No caso de Flávio, 12 parentes estão envolvidos, incluindo o avô João Braga e o primo Léo Índio. Dez familiares de Ana Cristina e o amigo do presidente Fabricio Queiroz, além de alguns de seus familiares, também são alvos das investigações.

Os processos têm o Ministério Público como titular da investigação, mas a Polícia Federal já esteve a frente de dois inquéritos que investigaram casos relacionados aos gabinetes de Carlos e Flávio.

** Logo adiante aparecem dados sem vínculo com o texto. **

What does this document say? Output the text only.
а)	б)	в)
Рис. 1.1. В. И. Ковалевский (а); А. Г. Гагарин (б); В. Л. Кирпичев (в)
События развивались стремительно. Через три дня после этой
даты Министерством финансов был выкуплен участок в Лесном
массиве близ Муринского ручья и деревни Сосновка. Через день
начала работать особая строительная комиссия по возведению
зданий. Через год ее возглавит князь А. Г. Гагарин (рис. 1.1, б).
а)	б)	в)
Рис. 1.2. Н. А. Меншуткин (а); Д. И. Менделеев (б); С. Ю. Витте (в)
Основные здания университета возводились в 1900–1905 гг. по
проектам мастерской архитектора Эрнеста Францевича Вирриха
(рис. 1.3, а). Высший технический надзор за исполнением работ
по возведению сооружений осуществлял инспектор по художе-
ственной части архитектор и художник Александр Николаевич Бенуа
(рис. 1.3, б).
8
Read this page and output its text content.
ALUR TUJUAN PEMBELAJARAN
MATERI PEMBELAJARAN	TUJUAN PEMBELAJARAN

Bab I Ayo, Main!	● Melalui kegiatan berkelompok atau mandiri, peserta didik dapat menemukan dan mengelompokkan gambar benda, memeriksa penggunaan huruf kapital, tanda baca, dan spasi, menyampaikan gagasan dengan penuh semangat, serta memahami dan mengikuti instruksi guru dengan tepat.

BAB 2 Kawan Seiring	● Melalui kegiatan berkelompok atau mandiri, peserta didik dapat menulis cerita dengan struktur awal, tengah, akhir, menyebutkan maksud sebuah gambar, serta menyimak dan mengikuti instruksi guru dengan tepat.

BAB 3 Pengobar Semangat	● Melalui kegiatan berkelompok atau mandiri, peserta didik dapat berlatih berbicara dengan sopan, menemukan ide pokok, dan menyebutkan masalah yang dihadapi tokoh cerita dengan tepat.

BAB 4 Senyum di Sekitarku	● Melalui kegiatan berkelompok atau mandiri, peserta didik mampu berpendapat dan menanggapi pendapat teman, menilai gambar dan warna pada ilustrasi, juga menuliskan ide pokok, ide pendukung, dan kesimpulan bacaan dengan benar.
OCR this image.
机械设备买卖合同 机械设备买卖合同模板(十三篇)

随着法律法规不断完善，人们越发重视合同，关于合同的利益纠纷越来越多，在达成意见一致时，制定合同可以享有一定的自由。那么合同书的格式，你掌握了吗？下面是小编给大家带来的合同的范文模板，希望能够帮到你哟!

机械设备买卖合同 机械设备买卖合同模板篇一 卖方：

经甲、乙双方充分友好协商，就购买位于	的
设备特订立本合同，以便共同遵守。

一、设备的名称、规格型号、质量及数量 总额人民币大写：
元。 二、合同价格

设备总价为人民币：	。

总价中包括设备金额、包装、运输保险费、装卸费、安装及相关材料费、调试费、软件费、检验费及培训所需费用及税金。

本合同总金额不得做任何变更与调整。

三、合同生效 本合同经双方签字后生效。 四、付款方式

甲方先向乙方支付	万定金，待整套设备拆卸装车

O primeiro foi um inquérito que apurava se Flávio cometeu lavagem de dinheiro e falsidade ideológica ao declarar bens nas eleições de 2014, 2016 e 2018. A PF pediu o arquivamento do caso em março deste ano por não ter encontrado indícios dos crimes apontados, mas os promotores do MP do Rio de Janeiro apontam a existência de indícios de que um dos apartamentos em questão foi comprado com dinheiro proveniente das “rachadinhas”. O MP segue investigando o caso.

O segundo diz respeito a Queiroz, que é considerado “parte interessada” em um inquérito da Delegacia de Repressão a Corrupção e Crimes da PF. A menção diz respeito ao relatório do Coaf que registrou uma movimentação atípica de R$ 1,2 milhão na conta de Fabricio. Essa investigação ainda está em andamento.